1. Drafting Documents: Prepare and update design documents (FS/DS/HDS/SDS), assessment documents (C/FRA/EMRA/ERES/EMRA, etc.), validation documents (FAT/SAT/IQ/OQ/PQ), and manual documents (OM/MM/SM) based on URS, task specifications, technical parameters, design drawings, and other relevant materials. Work closely with the Design and Validation departments to ensure document accuracy and technical compliance.

2. Revising Documents: Modify and update documents as needed based on customer review feedback.

3. Printing Documents: Ensure finalized documents are printed and delivered to the customer site in accordance with company procedures.

4. Regulatory Compliance: Familiarize with and adhere to isolator-related regulations and standards (GMP/ISO/ISPE, etc.) to ensure the legality and compliance of documents.

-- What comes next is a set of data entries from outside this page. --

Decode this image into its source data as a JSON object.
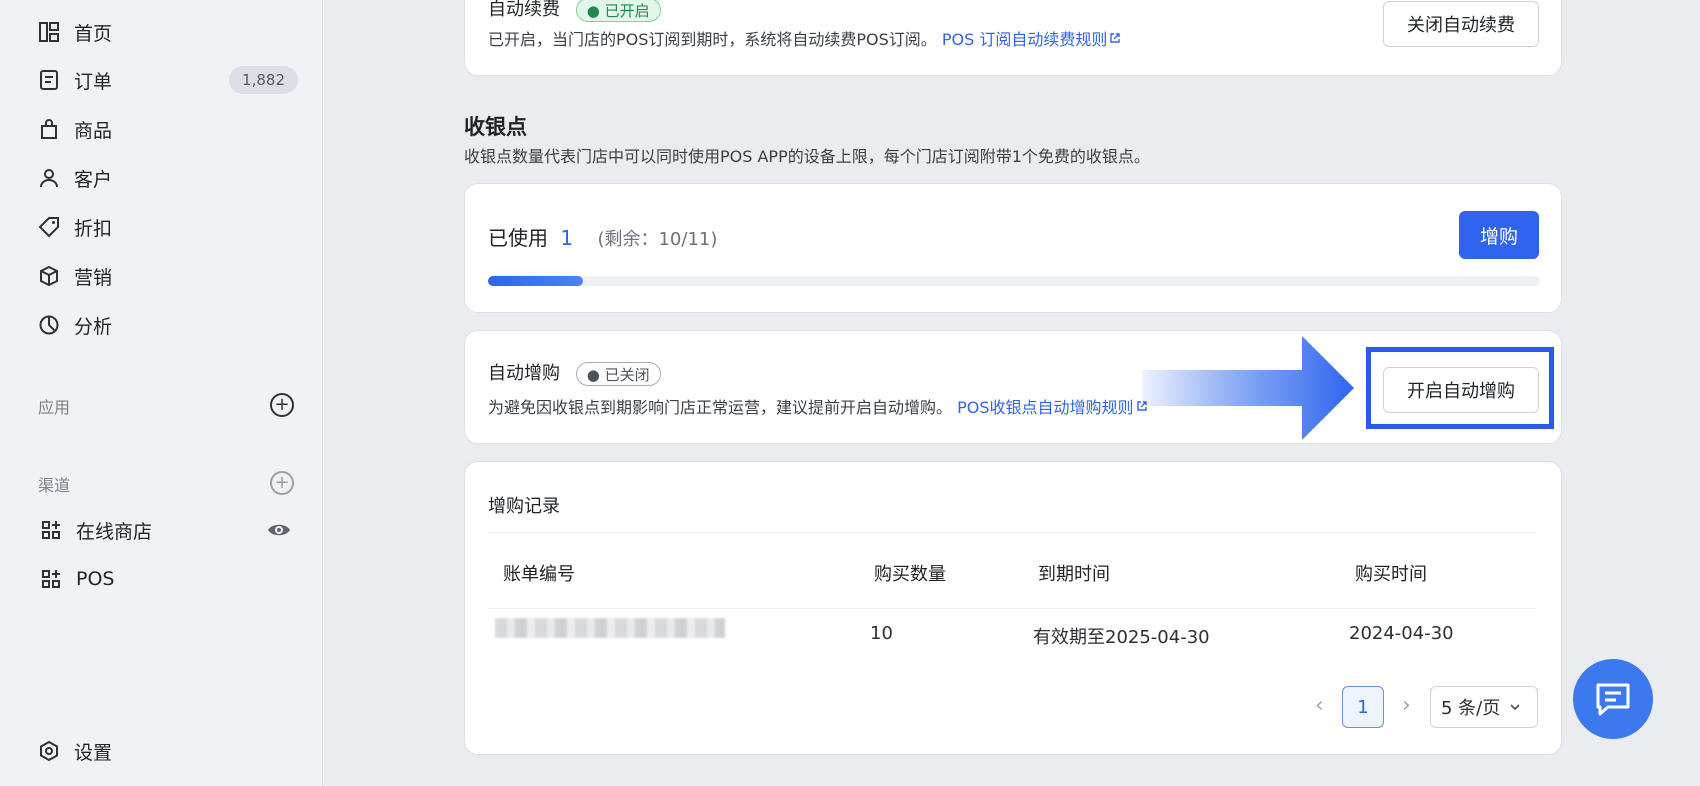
{
  "sidebar": {
    "items": [
      {
        "label": "首页",
        "icon": "dashboard-icon"
      },
      {
        "label": "订单",
        "icon": "order-icon",
        "badge": "1,882"
      },
      {
        "label": "商品",
        "icon": "bag-icon"
      },
      {
        "label": "客户",
        "icon": "user-icon"
      },
      {
        "label": "折扣",
        "icon": "tag-icon"
      },
      {
        "label": "营销",
        "icon": "cube-icon"
      },
      {
        "label": "分析",
        "icon": "pie-chart-icon"
      }
    ],
    "apps_label": "应用",
    "channels_label": "渠道",
    "channels": [
      {
        "label": "在线商店"
      },
      {
        "label": "POS"
      }
    ],
    "settings_label": "设置"
  },
  "auto_renew": {
    "title": "自动续费",
    "status": "● 已开启",
    "desc": "已开启，当门店的POS订阅到期时，系统将自动续费POS订阅。",
    "link": "POS 订阅自动续费规则",
    "button": "关闭自动续费"
  },
  "cashier": {
    "title": "收银点",
    "desc": "收银点数量代表门店中可以同时使用POS APP的设备上限，每个门店订阅附带1个免费的收银点。",
    "used_label": "已使用",
    "used_value": "1",
    "remaining": "(剩余：10/11)",
    "buy_button": "增购",
    "progress_fraction": 0.09
  },
  "auto_buy": {
    "title": "自动增购",
    "status": "● 已关闭",
    "desc": "为避免因收银点到期影响门店正常运营，建议提前开启自动增购。",
    "link": "POS收银点自动增购规则",
    "button": "开启自动增购"
  },
  "records": {
    "title": "增购记录",
    "columns": [
      "账单编号",
      "购买数量",
      "到期时间",
      "购买时间"
    ],
    "rows": [
      {
        "quantity": "10",
        "expires": "有效期至2025-04-30",
        "purchased": "2024-04-30"
      }
    ],
    "page": "1",
    "page_size": "5 条/页"
  },
  "colors": {
    "primary": "#2f64ef",
    "success": "#1e8a4c",
    "chat": "#3c78ee"
  }
}
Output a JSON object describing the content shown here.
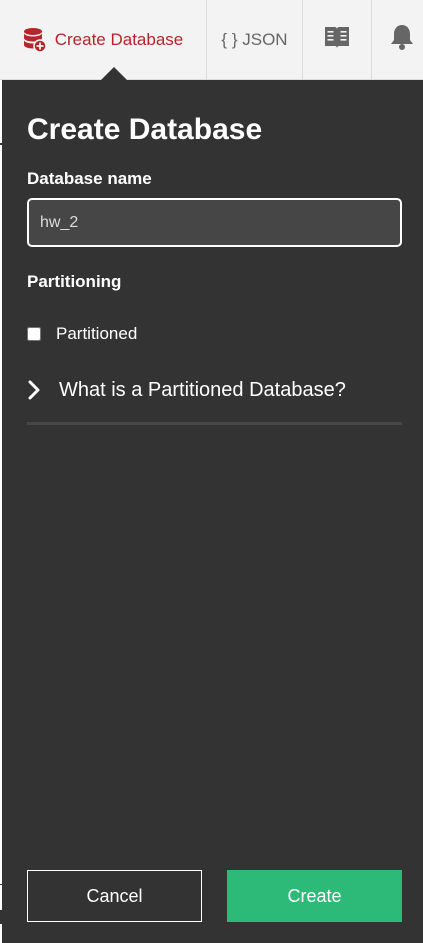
{
  "toolbar": {
    "create_label": "Create Database",
    "create_icon": "database-add-icon",
    "json_label": "{ } JSON",
    "docs_icon": "book-icon",
    "bell_icon": "bell-icon",
    "accent_color": "#b2262c"
  },
  "panel": {
    "title": "Create Database",
    "name_label": "Database name",
    "name_value": "hw_2",
    "partitioning_label": "Partitioning",
    "partitioned_label": "Partitioned",
    "partitioned_checked": false,
    "expander_label": "What is a Partitioned Database?",
    "cancel_label": "Cancel",
    "create_label": "Create",
    "create_color": "#2dba78"
  }
}
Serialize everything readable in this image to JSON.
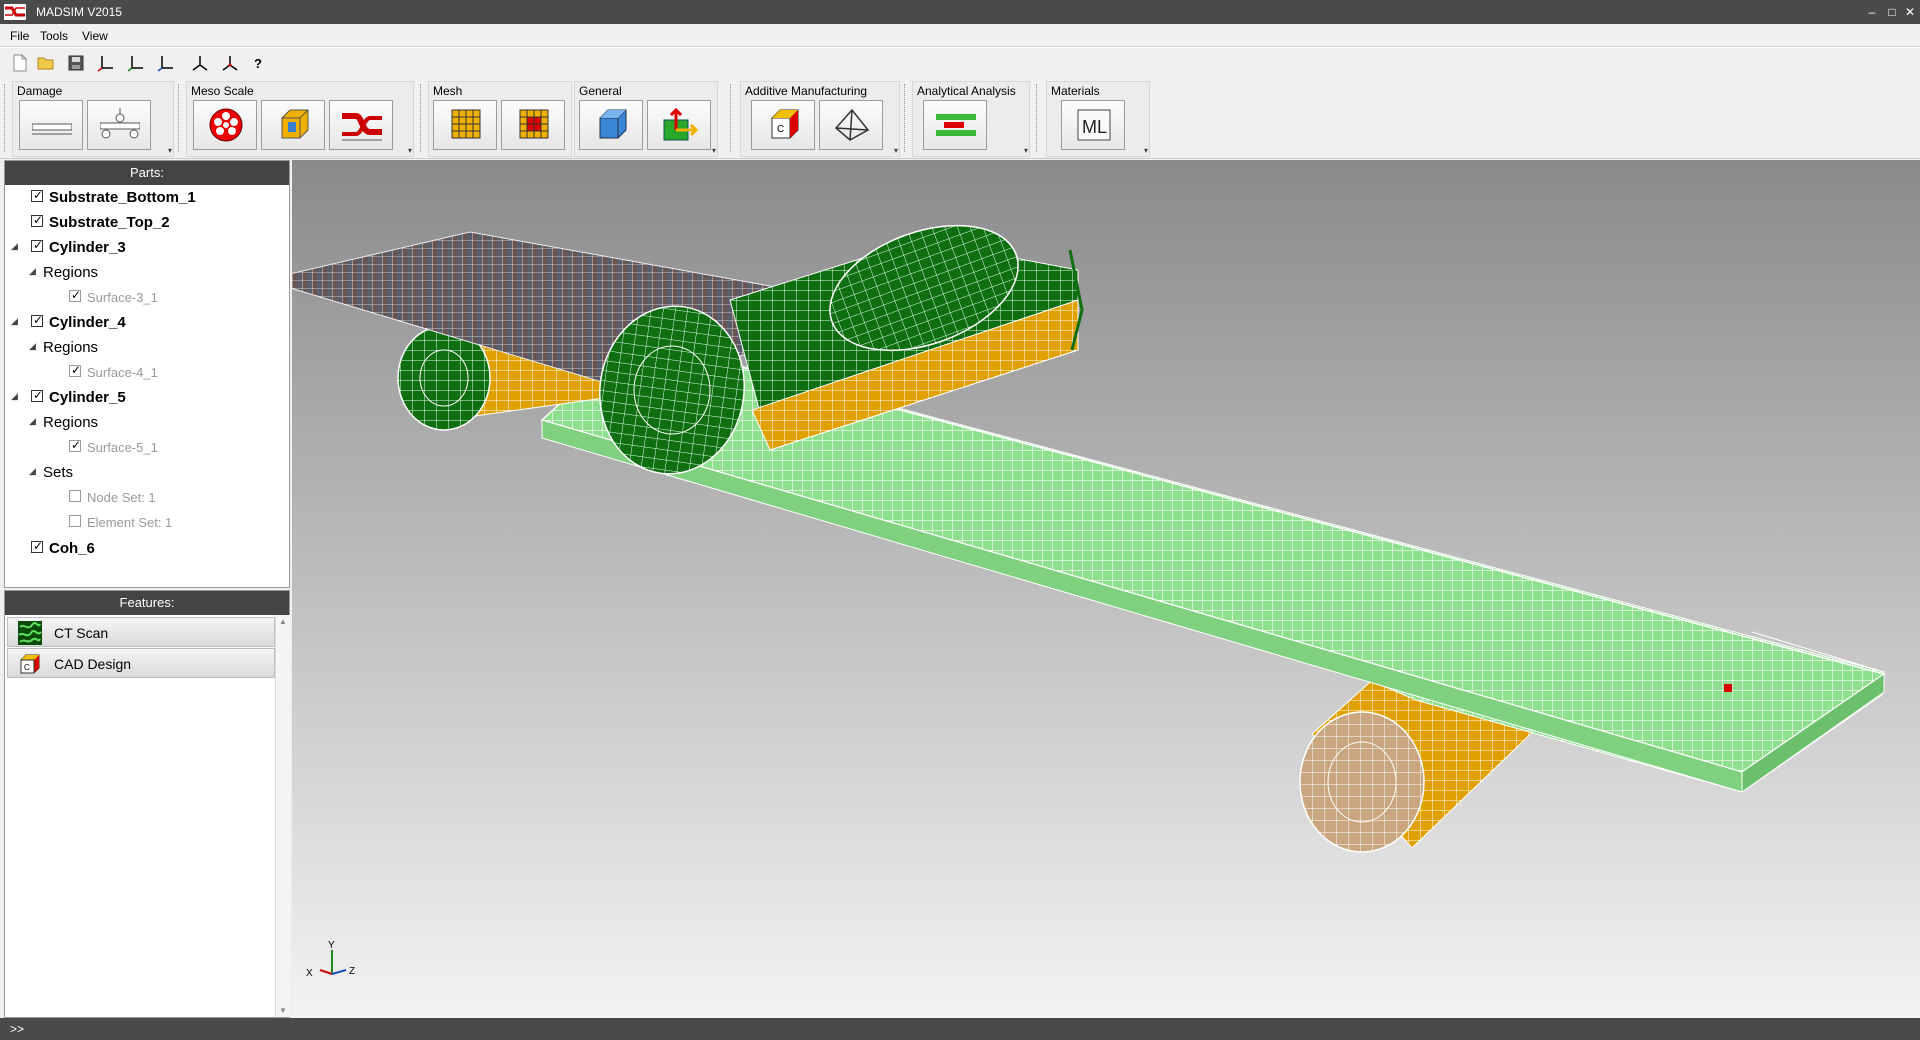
{
  "window": {
    "title": "MADSIM V2015",
    "minimize": "–",
    "maximize": "□",
    "close": "✕"
  },
  "menu": {
    "file": "File",
    "tools": "Tools",
    "view": "View"
  },
  "quickbar": {
    "help": "?"
  },
  "ribbon": {
    "damage": "Damage",
    "meso": "Meso Scale",
    "mesh": "Mesh",
    "general": "General",
    "additive": "Additive Manufacturing",
    "analytical": "Analytical Analysis",
    "materials": "Materials",
    "materials_icon_text": "ML",
    "additive_icon_text": "C"
  },
  "parts": {
    "header": "Parts:",
    "items": [
      {
        "label": "Substrate_Bottom_1",
        "checked": true
      },
      {
        "label": "Substrate_Top_2",
        "checked": true
      },
      {
        "label": "Cylinder_3",
        "checked": true
      },
      {
        "label": "Regions"
      },
      {
        "label": "Surface-3_1",
        "checked": true
      },
      {
        "label": "Cylinder_4",
        "checked": true
      },
      {
        "label": "Regions"
      },
      {
        "label": "Surface-4_1",
        "checked": true
      },
      {
        "label": "Cylinder_5",
        "checked": true
      },
      {
        "label": "Regions"
      },
      {
        "label": "Surface-5_1",
        "checked": true
      },
      {
        "label": "Sets"
      },
      {
        "label": "Node Set: 1",
        "checked": false
      },
      {
        "label": "Element Set: 1",
        "checked": false
      },
      {
        "label": "Coh_6",
        "checked": true
      }
    ]
  },
  "features": {
    "header": "Features:",
    "items": [
      {
        "label": "CT Scan"
      },
      {
        "label": "CAD Design"
      }
    ],
    "cad_icon_text": "C"
  },
  "viewport": {
    "colors": {
      "plate": "#8ee08e",
      "mesh_top": "#5a5e6a",
      "cyl_dark": "#0f6e0f",
      "cyl_orange": "#e0a000",
      "cyl_tan": "#c9a67f",
      "marker": "#e00000"
    },
    "triad": {
      "x": "X",
      "y": "Y",
      "z": "Z"
    }
  },
  "status": {
    "prompt": ">>"
  }
}
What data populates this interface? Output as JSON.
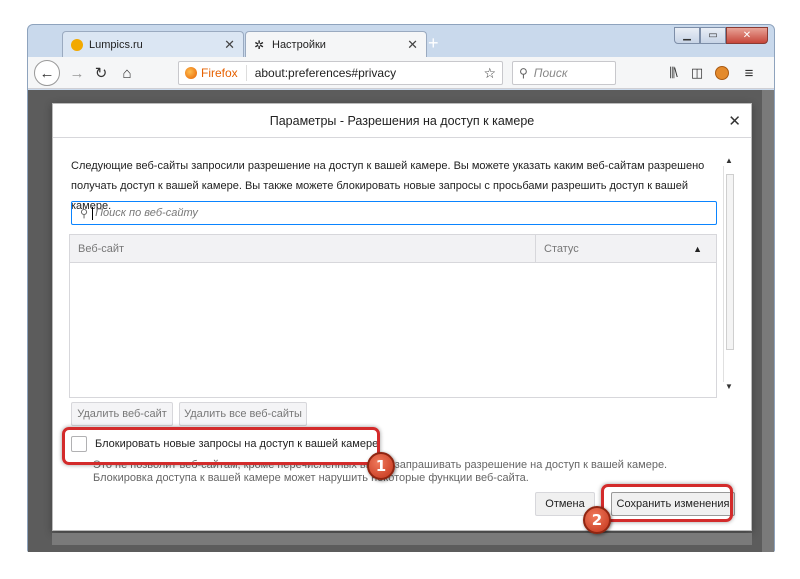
{
  "tabs": [
    {
      "label": "Lumpics.ru",
      "active": false,
      "favicon_color": "#f2a900"
    },
    {
      "label": "Настройки",
      "active": true
    }
  ],
  "navbar": {
    "url_badge": "Firefox",
    "url": "about:preferences#privacy",
    "search_placeholder": "Поиск"
  },
  "dialog": {
    "title": "Параметры - Разрешения на доступ к камере",
    "description": "Следующие веб-сайты запросили разрешение на доступ к вашей камере. Вы можете указать каким веб-сайтам разрешено получать доступ к вашей камере. Вы также можете блокировать новые запросы с просьбами разрешить доступ к вашей камере.",
    "search_placeholder": "Поиск по веб-сайту",
    "columns": {
      "site": "Веб-сайт",
      "status": "Статус"
    },
    "remove_label": "Удалить веб-сайт",
    "remove_all_label": "Удалить все веб-сайты",
    "block_label": "Блокировать новые запросы на доступ к вашей камере",
    "block_hint": "Это не позволит веб-сайтам, кроме перечисленных выше, запрашивать разрешение на доступ к вашей камере. Блокировка доступа к вашей камере может нарушить некоторые функции веб-сайта.",
    "cancel_label": "Отмена",
    "save_label": "Сохранить изменения"
  },
  "annotations": {
    "badge1": "1",
    "badge2": "2",
    "highlight_color": "#d32b2b"
  }
}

5. Communication Liaison: Establish effective communication with customers to understand their needs and provide professional technical support and consultation.

Job Requirements:

1. Bachelor's degree in Pharmaceuticals, Validation, or a related field.

2. Minimum 1 year of work experience, with QA experience in a pharmaceutical factory being mandatory.

3. Outgoing and proactive personality, with excellent communication skills and teamwork spirit.

4. Ability to work efficiently in a multitasking environment.

5. Preferred qualifications:

- Experience in document drafting.

- Experience in pharmaceutical equipment validation or equipment management.